Chapter 14 - Red, Black and Gold: FOSATU, South African ‘Workerism’, Syndicalism and the Nation

from PART TWO - CONTINUITY AND RUPTURE

Summary

You, moving forest of Africa.

When I arrived the children were all crying,

These were the workers, industrial workers …

Escape into that forest,

The black forest that the employers saw and ran for safety.

The workers saw it too

‘It belongs to us,’ they said,

‘Let us take refuge in it to be safe from our hunters.’

Deep into the forest they hid themselves and when

they came out they were free from fear …

Lead us FOSATU to where we are eager to go.

Even in parliament you shall be our representative.

Go and represent us because you are our Moses

Through your leadership we shall reach our Canaan …

(Alfred Qabula, ‘Praise Poem to FOSATU’, 1984)

INTRODUCTION

After months of talks between unions associated with the Trade Union Advisory Coordinating Council (TUACC), the Federation of South African Trade Unions (FOSATU) was inaugurated on 13 April 1979. FOSATU was the first federation of predominantly unregistered trade unions with a truly national reach to operate openly in South Africa since the late 1960s.

FOSATU membership reached 140 000 in 1985 (Baskin, 1991: 49); it was ‘by far the strongest working-class organisation’ opposing apartheid in the early 1980s (Schroeder, 1988: 54). The largest strike wave since the 1940s took place in 1981, and FOSATU played an integral role (Yudelman, 1984: 271). FOSATU was also associated with the distinct radical politics of South African ‘workerism’, and had a mass base among black workers.

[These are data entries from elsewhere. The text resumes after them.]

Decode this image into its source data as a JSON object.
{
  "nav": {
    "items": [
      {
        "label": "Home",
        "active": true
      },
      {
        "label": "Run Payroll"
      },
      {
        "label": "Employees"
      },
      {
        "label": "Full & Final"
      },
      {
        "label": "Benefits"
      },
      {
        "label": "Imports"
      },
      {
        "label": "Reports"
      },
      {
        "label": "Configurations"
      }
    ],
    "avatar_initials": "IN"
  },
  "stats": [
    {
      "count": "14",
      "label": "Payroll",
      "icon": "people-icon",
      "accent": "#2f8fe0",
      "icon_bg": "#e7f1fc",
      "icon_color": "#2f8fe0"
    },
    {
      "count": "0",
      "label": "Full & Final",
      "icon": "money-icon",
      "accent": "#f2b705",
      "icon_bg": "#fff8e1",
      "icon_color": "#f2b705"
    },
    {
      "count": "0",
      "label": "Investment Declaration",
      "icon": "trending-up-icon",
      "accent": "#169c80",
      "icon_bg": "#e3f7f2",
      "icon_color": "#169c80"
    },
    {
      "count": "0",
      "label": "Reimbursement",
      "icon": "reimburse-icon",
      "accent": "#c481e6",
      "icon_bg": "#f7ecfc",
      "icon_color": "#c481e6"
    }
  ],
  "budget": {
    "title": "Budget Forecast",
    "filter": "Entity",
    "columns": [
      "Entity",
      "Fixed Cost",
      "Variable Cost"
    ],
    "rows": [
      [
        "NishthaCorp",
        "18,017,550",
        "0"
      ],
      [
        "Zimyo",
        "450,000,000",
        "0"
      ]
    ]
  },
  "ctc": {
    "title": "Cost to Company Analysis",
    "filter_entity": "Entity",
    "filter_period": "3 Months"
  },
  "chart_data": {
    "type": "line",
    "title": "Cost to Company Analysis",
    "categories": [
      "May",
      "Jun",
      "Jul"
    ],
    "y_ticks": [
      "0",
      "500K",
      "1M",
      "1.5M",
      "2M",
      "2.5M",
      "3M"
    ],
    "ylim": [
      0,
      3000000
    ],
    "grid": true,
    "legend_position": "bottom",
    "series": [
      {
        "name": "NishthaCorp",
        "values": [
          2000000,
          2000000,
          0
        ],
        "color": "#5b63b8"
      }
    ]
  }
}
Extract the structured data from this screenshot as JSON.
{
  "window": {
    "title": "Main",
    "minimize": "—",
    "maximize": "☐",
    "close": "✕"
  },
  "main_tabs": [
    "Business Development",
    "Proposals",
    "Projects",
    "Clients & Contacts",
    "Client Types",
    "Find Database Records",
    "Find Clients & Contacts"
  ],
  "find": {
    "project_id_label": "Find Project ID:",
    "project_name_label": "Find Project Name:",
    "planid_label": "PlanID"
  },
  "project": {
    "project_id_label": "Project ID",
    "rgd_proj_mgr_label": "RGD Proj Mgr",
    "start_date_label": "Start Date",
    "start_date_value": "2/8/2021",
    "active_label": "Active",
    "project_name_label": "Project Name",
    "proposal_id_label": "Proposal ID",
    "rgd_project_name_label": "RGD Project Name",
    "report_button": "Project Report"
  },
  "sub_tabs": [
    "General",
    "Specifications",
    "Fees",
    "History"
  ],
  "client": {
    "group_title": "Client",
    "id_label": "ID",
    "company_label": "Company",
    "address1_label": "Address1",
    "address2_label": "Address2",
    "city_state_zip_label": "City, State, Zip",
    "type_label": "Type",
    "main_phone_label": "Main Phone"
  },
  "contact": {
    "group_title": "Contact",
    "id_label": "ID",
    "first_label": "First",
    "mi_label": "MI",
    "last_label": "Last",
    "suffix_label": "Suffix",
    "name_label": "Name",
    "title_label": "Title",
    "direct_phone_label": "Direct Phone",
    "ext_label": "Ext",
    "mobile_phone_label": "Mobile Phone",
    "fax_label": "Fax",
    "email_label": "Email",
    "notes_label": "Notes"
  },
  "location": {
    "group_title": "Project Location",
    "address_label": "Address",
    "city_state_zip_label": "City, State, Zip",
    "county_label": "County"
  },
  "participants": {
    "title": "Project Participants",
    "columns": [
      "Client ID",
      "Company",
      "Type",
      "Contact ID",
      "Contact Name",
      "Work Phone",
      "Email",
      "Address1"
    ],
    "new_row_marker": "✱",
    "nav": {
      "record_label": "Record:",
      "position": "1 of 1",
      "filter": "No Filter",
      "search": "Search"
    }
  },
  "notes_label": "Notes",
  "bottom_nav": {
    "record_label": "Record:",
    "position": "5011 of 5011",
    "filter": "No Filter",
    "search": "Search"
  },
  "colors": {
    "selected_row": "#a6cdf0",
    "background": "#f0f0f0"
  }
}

‘Workerism’ was widely identified as the dominant political current within FOSATU in the early 1980s (for example, Mahomed, 1984). Although workerism was not the only current in the federation, and was not restricted to FOSATU (Byrne, 2012), its core positions remain relatively unknown. This is partly because workerism was highly controversial at the time, the subject of fierce, often misleading polemics (for example, Toussaint, 1983; Comrades in Africa, 1984; Nhere, 1984; Nyawuza, 1985). Coupled with a lack of dedicated studies of FOSATU or its affiliates, this has left workerism's actual positions largely obscured from view.